I don't feel too bad about not addressing my sister's pain, because she has been so quiet about it, but what I do feel bad about is maybe I like that I'm in pain? That I gain some sort of sick personal power from my constant ache? I don't hurt myself on purpose, but somewhere down the road of dealing with my chronic pain I've made it into one of the things that makes me special. And I want to be special. And I think that this has made me less sympathetic when someone else is in pain. Instead of feeling tender toward them I feel a cold comradeship. I don't like this side of myself.

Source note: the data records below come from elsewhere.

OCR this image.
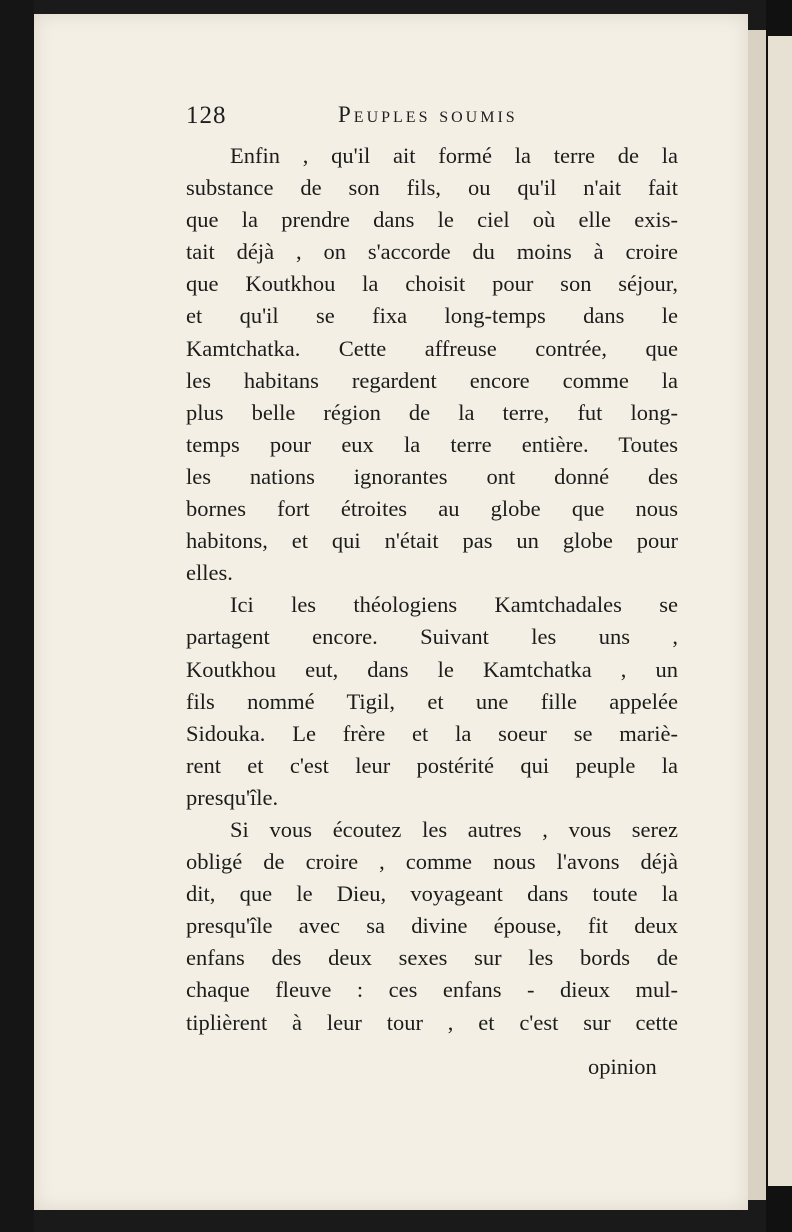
128	Peuples soumis
Enfin , qu'il ait formé la terre de la
substance de son fils, ou qu'il n'ait fait
que la prendre dans le ciel où elle exis-
tait déjà , on s'accorde du moins à croire
que Koutkhou la choisit pour son séjour,
et qu'il se fixa long-temps dans le
Kamtchatka. Cette affreuse contrée, que
les habitans regardent encore comme la
plus belle région de la terre, fut long-
temps pour eux la terre entière. Toutes
les nations ignorantes ont donné des
bornes fort étroites au globe que nous
habitons, et qui n'était pas un globe pour
elles.
Ici les théologiens Kamtchadales se
partagent encore. Suivant les uns ,
Koutkhou eut, dans le Kamtchatka , un
fils nommé Tigil, et une fille appelée
Sidouka. Le frère et la soeur se mariè-
rent et c'est leur postérité qui peuple la
presqu'île.
Si vous écoutez les autres , vous serez
obligé de croire , comme nous l'avons déjà
dit, que le Dieu, voyageant dans toute la
presqu'île avec sa divine épouse, fit deux
enfans des deux sexes sur les bords de
chaque fleuve : ces enfans - dieux mul-
tiplièrent à leur tour , et c'est sur cette
opinion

I don't know how I could have gotten to the place where I thought misery made me anything but miserable. I'm only really able to see this now because I do feel tender toward my sister, if there is any one on this earth I feel that soft protectiveness for it is my baby sisters. How can I call myself kind when I am so unkind and so uncharitable toward the people around me, and to myself?
It's such a delicate balance between being strong and stone. I am not glad that my loved ones feel pain, but I am grateful that there are people I love that help me see the softness in my heart, and the selfishness too. I'm so glad that her knees can be fixed, and that some pain is not necessary.
Ah me, this has ended up so far from where I thought I was going. Start out so sassy and end up so introspective. I have to learn to be more gentle. And not so serious all the damn time.
Okay Honey Luna! Get your knees fixed girl! You are far too tall to not be able to squat.
Rugs hold onto dirt and catch your high heels. I have no time for rugs, let's roll them on up. Let's throw some sawdust on the floor. Let's put some music on. Let's wake the children, rouse the neighbors, and see who has the rhythm in 'em. It's time to dance.